5 Responses to Acupuncture has been shown to be more effective than medication for IBS … (but I don’t quite believe it)

  • The authors are of course quite right:
    “The authors concluded that acupuncture may be more effective than PEG 4000 or pinaverium bromide for the treatment of IBS, with effects lasting up to 12 weeks.”

    And pigs might fly.

    But where oh where is the evidence that acupuncture IS “more effective…”?

    More importantly, where are the ethics of journal editors who publish articles saying something or other ‘”may” be the case.
    And why do they waste time, energy, and money on doing so?

    Such editors may be fine upstanding members of the rational medical and scientific community.
    But they may be crooks, frauds, thoroughly reprehensible, and imagine they can fool right-thing persons with critical faculties as well the gullible and vulnerable who they cynically target.

    Which is more likely?

  • Forget it, Jake. It’s China.

  • “spending a total of 9 extra hours with empathetic therapists (who must have been highly motivated to encourage patients to experience less symptoms) has a positive effect on IBS patients – no matter what treatment the therapist might apply.”

    Awesome, if we know that time with an empathetic therapist works for this issue, I suggest that this is examined more and we figure out the specific elements in the care by empathetic therapists that make this difference. If we can solve an issue better that way then with medication, I would consider that a win for the patients and science if we can harness whatever it is that makes the biggest difference for them.

  • I saw a case of a person whose doctor gave her a placebo for IBS and told her it was a placebo.

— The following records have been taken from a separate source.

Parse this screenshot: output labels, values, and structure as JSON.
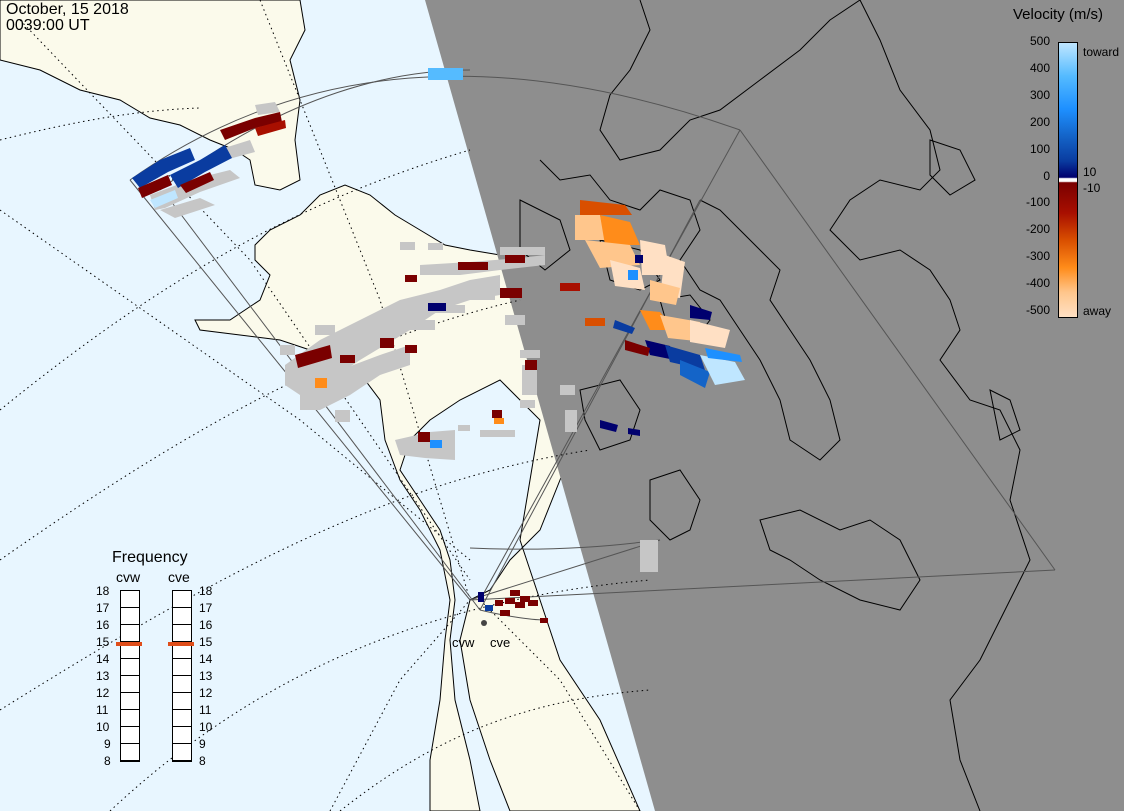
{
  "header": {
    "date": "October, 15 2018",
    "time": "0039:00 UT"
  },
  "colorbar": {
    "title": "Velocity (m/s)",
    "ticks": [
      "500",
      "400",
      "300",
      "200",
      "100",
      "0",
      "-100",
      "-200",
      "-300",
      "-400",
      "-500"
    ],
    "toward_label": "toward",
    "away_label": "away",
    "inner_pos_label": "10",
    "inner_neg_label": "-10",
    "colors": [
      "#bfe6ff",
      "#55bbff",
      "#1e90ff",
      "#1464c8",
      "#0a3ca0",
      "#00006e",
      "#7a0000",
      "#a80f00",
      "#d94f00",
      "#ff8c1a",
      "#ffc68c",
      "#ffe0c4"
    ]
  },
  "frequency": {
    "title": "Frequency",
    "radars": [
      {
        "name": "cvw",
        "selected_mhz": 15
      },
      {
        "name": "cve",
        "selected_mhz": 15
      }
    ],
    "scale": [
      "18",
      "17",
      "16",
      "15",
      "14",
      "13",
      "12",
      "11",
      "10",
      "9",
      "8"
    ]
  },
  "map": {
    "radar_sites": [
      "cvw",
      "cve"
    ],
    "colors": {
      "ocean": "#e8f6ff",
      "land": "#fbfaeb",
      "night": "#8e8e8e",
      "ground_scatter": "#c6c6c6",
      "coast": "#000000"
    }
  }
}
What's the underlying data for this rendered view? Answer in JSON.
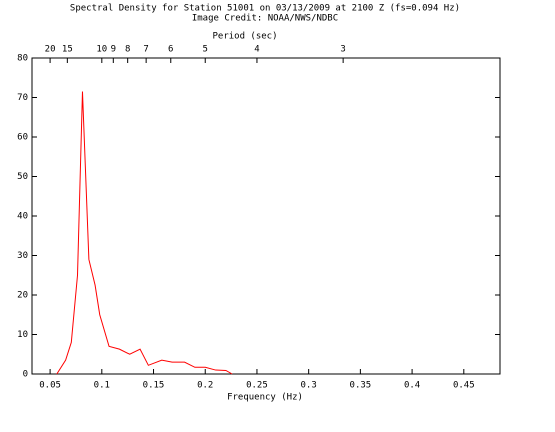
{
  "chart_data": {
    "type": "line",
    "title": "Spectral Density for Station 51001 on 03/13/2009 at 2100 Z (fs=0.094 Hz)",
    "subtitle": "Image Credit: NOAA/NWS/NDBC",
    "x_label": "Frequency (Hz)",
    "x2_label": "Period (sec)",
    "x2_scale": "reciprocal",
    "x": [
      0.0565,
      0.065,
      0.0705,
      0.0765,
      0.0813,
      0.0875,
      0.0935,
      0.098,
      0.107,
      0.117,
      0.127,
      0.137,
      0.145,
      0.158,
      0.168,
      0.18,
      0.19,
      0.2,
      0.21,
      0.22,
      0.226
    ],
    "series": [
      {
        "color": "#ff0000",
        "values": [
          0,
          3.5,
          8,
          25,
          71.5,
          29,
          22.5,
          15,
          7,
          6.3,
          5,
          6.3,
          2.2,
          3.5,
          3,
          3,
          1.7,
          1.7,
          1,
          0.9,
          0
        ]
      }
    ],
    "xlim": [
      0.0325,
      0.485
    ],
    "xticks": [
      0.05,
      0.1,
      0.15,
      0.2,
      0.25,
      0.3,
      0.35,
      0.4,
      0.45
    ],
    "x2ticks": [
      20,
      15,
      10,
      9,
      8,
      7,
      6,
      5,
      4,
      3
    ],
    "ylim": [
      0,
      80
    ],
    "yticks": [
      0,
      10,
      20,
      30,
      40,
      50,
      60,
      70,
      80
    ]
  }
}
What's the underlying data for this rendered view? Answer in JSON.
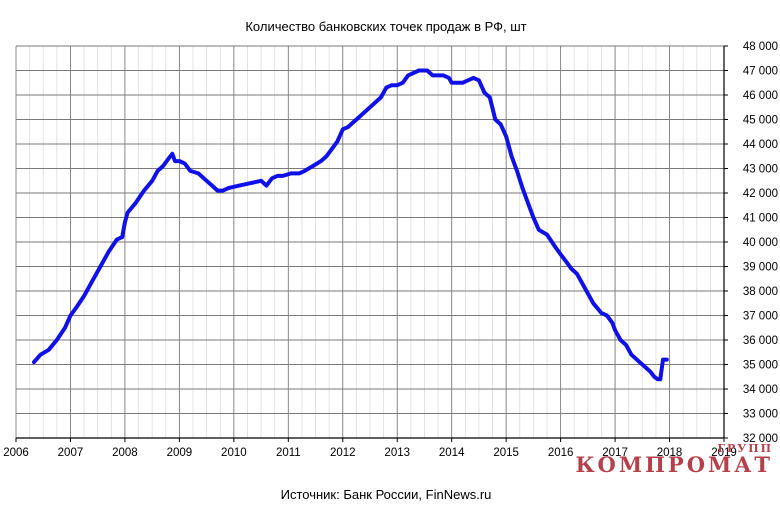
{
  "chart_data": {
    "type": "line",
    "title": "Количество банковских точек продаж в РФ, шт",
    "source": "Источник: Банк России, FinNews.ru",
    "xlabel": "",
    "ylabel": "",
    "xlim": [
      2006,
      2019
    ],
    "ylim": [
      32000,
      48000
    ],
    "grid": true,
    "x_ticks": [
      "2006",
      "2007",
      "2008",
      "2009",
      "2010",
      "2011",
      "2012",
      "2013",
      "2014",
      "2015",
      "2016",
      "2017",
      "2018",
      "2019"
    ],
    "y_ticks": [
      "32 000",
      "33 000",
      "34 000",
      "35 000",
      "36 000",
      "37 000",
      "38 000",
      "39 000",
      "40 000",
      "41 000",
      "42 000",
      "43 000",
      "44 000",
      "45 000",
      "46 000",
      "47 000",
      "48 000"
    ],
    "series": [
      {
        "color": "#1010e8",
        "x": [
          2006.33,
          2006.45,
          2006.6,
          2006.75,
          2006.9,
          2007.0,
          2007.1,
          2007.25,
          2007.4,
          2007.55,
          2007.7,
          2007.85,
          2007.95,
          2008.0,
          2008.05,
          2008.2,
          2008.35,
          2008.5,
          2008.6,
          2008.7,
          2008.8,
          2008.87,
          2008.92,
          2009.0,
          2009.1,
          2009.2,
          2009.35,
          2009.5,
          2009.6,
          2009.7,
          2009.8,
          2009.9,
          2010.1,
          2010.3,
          2010.5,
          2010.6,
          2010.7,
          2010.8,
          2010.9,
          2011.05,
          2011.2,
          2011.3,
          2011.45,
          2011.6,
          2011.7,
          2011.8,
          2011.9,
          2012.0,
          2012.1,
          2012.2,
          2012.3,
          2012.4,
          2012.55,
          2012.7,
          2012.8,
          2012.9,
          2013.0,
          2013.1,
          2013.2,
          2013.3,
          2013.4,
          2013.55,
          2013.65,
          2013.75,
          2013.85,
          2013.95,
          2014.0,
          2014.1,
          2014.2,
          2014.3,
          2014.4,
          2014.5,
          2014.6,
          2014.7,
          2014.8,
          2014.9,
          2015.0,
          2015.1,
          2015.2,
          2015.3,
          2015.4,
          2015.5,
          2015.6,
          2015.75,
          2015.9,
          2016.0,
          2016.1,
          2016.2,
          2016.3,
          2016.4,
          2016.5,
          2016.6,
          2016.75,
          2016.85,
          2016.95,
          2017.0,
          2017.1,
          2017.2,
          2017.3,
          2017.45,
          2017.55,
          2017.65,
          2017.72,
          2017.78,
          2017.83,
          2017.88,
          2017.95
        ],
        "y": [
          35100,
          35400,
          35600,
          36000,
          36500,
          37000,
          37300,
          37800,
          38400,
          39000,
          39600,
          40100,
          40200,
          40800,
          41200,
          41600,
          42100,
          42500,
          42900,
          43100,
          43400,
          43600,
          43300,
          43300,
          43200,
          42900,
          42800,
          42500,
          42300,
          42100,
          42100,
          42200,
          42300,
          42400,
          42500,
          42300,
          42600,
          42700,
          42700,
          42800,
          42800,
          42900,
          43100,
          43300,
          43500,
          43800,
          44100,
          44600,
          44700,
          44900,
          45100,
          45300,
          45600,
          45900,
          46300,
          46400,
          46400,
          46500,
          46800,
          46900,
          47000,
          47000,
          46800,
          46800,
          46800,
          46700,
          46500,
          46500,
          46500,
          46600,
          46700,
          46600,
          46100,
          45900,
          45000,
          44800,
          44300,
          43500,
          42900,
          42200,
          41600,
          41000,
          40500,
          40300,
          39800,
          39500,
          39200,
          38900,
          38700,
          38300,
          37900,
          37500,
          37100,
          37000,
          36700,
          36400,
          36000,
          35800,
          35400,
          35100,
          34900,
          34700,
          34500,
          34400,
          34400,
          35200,
          35200
        ]
      }
    ]
  },
  "watermark": {
    "big": "КОМПРОМАТ",
    "small": "ГРУПП"
  }
}
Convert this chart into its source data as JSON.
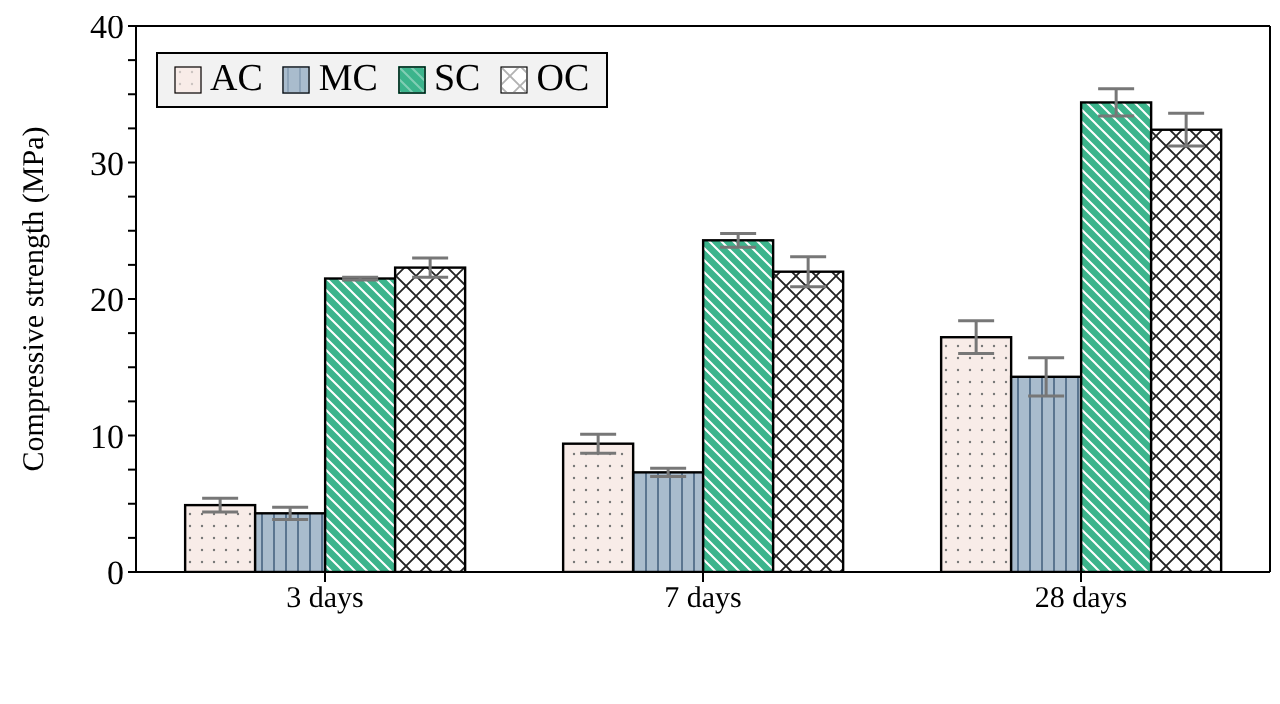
{
  "chart_data": {
    "type": "bar",
    "ylabel": "Compressive strength (MPa)",
    "categories": [
      "3 days",
      "7 days",
      "28 days"
    ],
    "series": [
      {
        "name": "AC",
        "color": "#f8ece8",
        "values": [
          4.9,
          9.4,
          17.2
        ],
        "errors": [
          0.5,
          0.7,
          1.2
        ]
      },
      {
        "name": "MC",
        "color": "#a9bccd",
        "values": [
          4.3,
          7.3,
          14.3
        ],
        "errors": [
          0.45,
          0.3,
          1.4
        ]
      },
      {
        "name": "SC",
        "color": "#3cb48c",
        "values": [
          21.5,
          24.3,
          34.4
        ],
        "errors": [
          0.1,
          0.5,
          1.0
        ]
      },
      {
        "name": "OC",
        "color": "#ffffff",
        "values": [
          22.3,
          22.0,
          32.4
        ],
        "errors": [
          0.7,
          1.1,
          1.2
        ]
      }
    ],
    "ylim": [
      0,
      40
    ],
    "yticks": [
      0,
      {
        "value": 2.5,
        "label": null
      },
      10,
      {
        "value": 7.5,
        "label": null
      },
      {
        "value": 5,
        "label": null
      },
      {
        "value": 12.5,
        "label": null
      },
      {
        "value": 15,
        "label": null
      },
      {
        "value": 17.5,
        "label": null
      },
      20,
      {
        "value": 22.5,
        "label": null
      },
      {
        "value": 25,
        "label": null
      },
      {
        "value": 27.5,
        "label": null
      },
      30,
      {
        "value": 32.5,
        "label": null
      },
      {
        "value": 35,
        "label": null
      },
      {
        "value": 37.5,
        "label": null
      },
      40
    ],
    "grid": false,
    "legend": "top left"
  }
}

She felt better after taking it. She got worse when she stopped taking it. The mind is a powerful thing.

    • More than one case.
      All SCAMS work that way – as the public and patients have been told many times.

      If there was another modus operandi they would not be SCAMS, would not have proponents seeking to have them ‘integrated’ with modern regimes, but would simply be ‘medicine’.

      And then the scamists would have to be registered with a credible regulatory authority (The GOC and GCC don’t count as their fundamental premises are based on vitalism which is anachronistic) – which most would not be able to do – and sales of various bits of paraphernalia to assist the pillules, pins, pummelling and preternatural powers would have to be wound down. And cease. Too bad.